Ed è sempre dalla coscienza viva che tutto viene dal Padre, per mezzo del suo Figlio, Gesù Cristo, nella presenza dello Spirito Santo, e che tutto ritorna e deve ritornare al Padre, che il cristiano prende i motivi specifici più forti e profondi che determinano la sua azione morale nelle diverse circostanze della vita e nella lotta per il bene (cf Rm 8,1-18; 1 Cor 6,10-20).
2.      2. La tradizione dei Padri.
La prospettiva biblica cristologico-trinitaria che permea la storia della salvezza segna anche profondamente la coscienza religiosa delle prime comunità cristiane. Descrivendo ai Corinzi la fondazione della Chiesa nel mondo, Clemente Romano così scriveva nell’anno 96: «Gli Apostoli furono mandati a portare la Buona Novella da Dio. Il Cristo viene dunque da Dio e gli Apostoli da Cristo…confermati nella parola di Dio con la fiducia dello Spirito Santo» (1 Cor 42).

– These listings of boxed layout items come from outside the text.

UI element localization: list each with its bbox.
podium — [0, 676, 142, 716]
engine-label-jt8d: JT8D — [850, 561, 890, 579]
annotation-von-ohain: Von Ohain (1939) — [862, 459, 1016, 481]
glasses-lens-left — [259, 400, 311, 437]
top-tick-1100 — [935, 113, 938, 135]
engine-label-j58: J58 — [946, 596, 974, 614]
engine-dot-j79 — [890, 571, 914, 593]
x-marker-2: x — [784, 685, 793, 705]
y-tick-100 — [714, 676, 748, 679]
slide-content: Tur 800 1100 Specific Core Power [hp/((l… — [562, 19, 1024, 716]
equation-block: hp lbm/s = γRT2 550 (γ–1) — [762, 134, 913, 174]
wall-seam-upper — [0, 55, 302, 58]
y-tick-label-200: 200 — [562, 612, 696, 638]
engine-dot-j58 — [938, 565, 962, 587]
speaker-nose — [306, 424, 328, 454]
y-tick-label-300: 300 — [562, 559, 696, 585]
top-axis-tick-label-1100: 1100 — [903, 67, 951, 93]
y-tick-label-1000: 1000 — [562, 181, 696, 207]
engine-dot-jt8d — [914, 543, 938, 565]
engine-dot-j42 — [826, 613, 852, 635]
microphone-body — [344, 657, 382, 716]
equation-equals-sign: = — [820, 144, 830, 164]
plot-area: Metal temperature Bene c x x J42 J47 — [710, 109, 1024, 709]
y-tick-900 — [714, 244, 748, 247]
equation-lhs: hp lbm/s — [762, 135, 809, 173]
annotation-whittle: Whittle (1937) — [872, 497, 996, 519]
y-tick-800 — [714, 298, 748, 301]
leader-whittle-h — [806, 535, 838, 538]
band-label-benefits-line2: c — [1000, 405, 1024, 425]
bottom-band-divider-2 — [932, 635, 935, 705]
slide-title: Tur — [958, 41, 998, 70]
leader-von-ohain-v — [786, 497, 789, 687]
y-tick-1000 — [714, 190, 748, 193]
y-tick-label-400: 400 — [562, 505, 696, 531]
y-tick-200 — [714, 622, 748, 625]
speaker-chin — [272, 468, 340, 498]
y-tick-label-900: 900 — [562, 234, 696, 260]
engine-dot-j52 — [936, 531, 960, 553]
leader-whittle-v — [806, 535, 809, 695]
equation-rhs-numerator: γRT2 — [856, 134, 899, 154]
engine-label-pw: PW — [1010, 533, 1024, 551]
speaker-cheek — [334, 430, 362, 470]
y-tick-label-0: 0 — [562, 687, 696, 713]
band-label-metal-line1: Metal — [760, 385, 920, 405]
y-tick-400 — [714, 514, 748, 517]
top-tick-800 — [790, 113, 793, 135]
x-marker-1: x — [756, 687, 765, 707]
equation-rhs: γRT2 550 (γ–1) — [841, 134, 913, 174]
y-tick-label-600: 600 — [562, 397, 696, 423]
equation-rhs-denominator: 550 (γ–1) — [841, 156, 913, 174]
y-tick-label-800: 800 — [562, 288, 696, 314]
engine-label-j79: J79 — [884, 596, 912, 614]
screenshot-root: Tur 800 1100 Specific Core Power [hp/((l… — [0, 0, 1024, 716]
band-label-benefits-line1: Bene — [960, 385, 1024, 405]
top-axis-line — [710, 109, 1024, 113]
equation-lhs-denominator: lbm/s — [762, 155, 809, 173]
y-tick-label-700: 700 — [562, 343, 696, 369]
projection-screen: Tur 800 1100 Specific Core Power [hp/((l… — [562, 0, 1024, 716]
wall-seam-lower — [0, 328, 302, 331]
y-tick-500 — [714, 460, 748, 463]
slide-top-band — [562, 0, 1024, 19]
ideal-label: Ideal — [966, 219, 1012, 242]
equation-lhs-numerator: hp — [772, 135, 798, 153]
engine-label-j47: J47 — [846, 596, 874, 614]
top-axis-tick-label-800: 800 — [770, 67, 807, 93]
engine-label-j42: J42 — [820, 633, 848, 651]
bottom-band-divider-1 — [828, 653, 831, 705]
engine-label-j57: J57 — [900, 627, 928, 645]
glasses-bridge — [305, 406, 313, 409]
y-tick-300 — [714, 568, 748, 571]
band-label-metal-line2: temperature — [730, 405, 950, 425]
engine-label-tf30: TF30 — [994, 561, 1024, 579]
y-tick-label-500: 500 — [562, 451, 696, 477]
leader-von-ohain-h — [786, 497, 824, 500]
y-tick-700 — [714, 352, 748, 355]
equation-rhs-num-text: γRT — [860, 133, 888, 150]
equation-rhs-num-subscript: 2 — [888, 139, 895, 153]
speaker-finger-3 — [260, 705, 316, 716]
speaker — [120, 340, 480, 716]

Anche S. Ignazio d’Antiochia, con una immagine suggestiva, descrive l’edificazione della vita cristiana come un’operazione congiunta della santa Trinità: «Voi siete le pietre del tempio del Padre, preparate per essere costruite in edificio a Dio Padre, innalzate fino alla sommità per mezzo dell’argano di Gesù Cristo, che è la sua croce, con il cavo dello Spirito Santo; la vostra fede poi è la leva che vi innalza, e la carità è la strada che vi conduce a Dio» (Ef 9,1).
Verso l’anno 155, dinanzi al rogo del suo martirio, S. Policarpo così conclude la sua «eucaristia»: «Per questo e per tutti gli altri benefici ti rendo lode e benedizione e gloria, per mezzo dell’eterno e celeste pontefice Gesù Cristo, Figlio tuo diletto, per il quale e con il quale e per lo Spirito Santo, a Te gloria sia ora e nei secoli futuri. Amen».
Tra il 180 e il 199 S. Ireneo così formulava la legge di ogni ritorno a Dio. «E’ questa l’ordinazione e la disposizione per coloro che si salvano…; essi avanzano per queste tappe: per lo Spirito Santo arrivano al Figlio e per il Figlio salgono al Padre ».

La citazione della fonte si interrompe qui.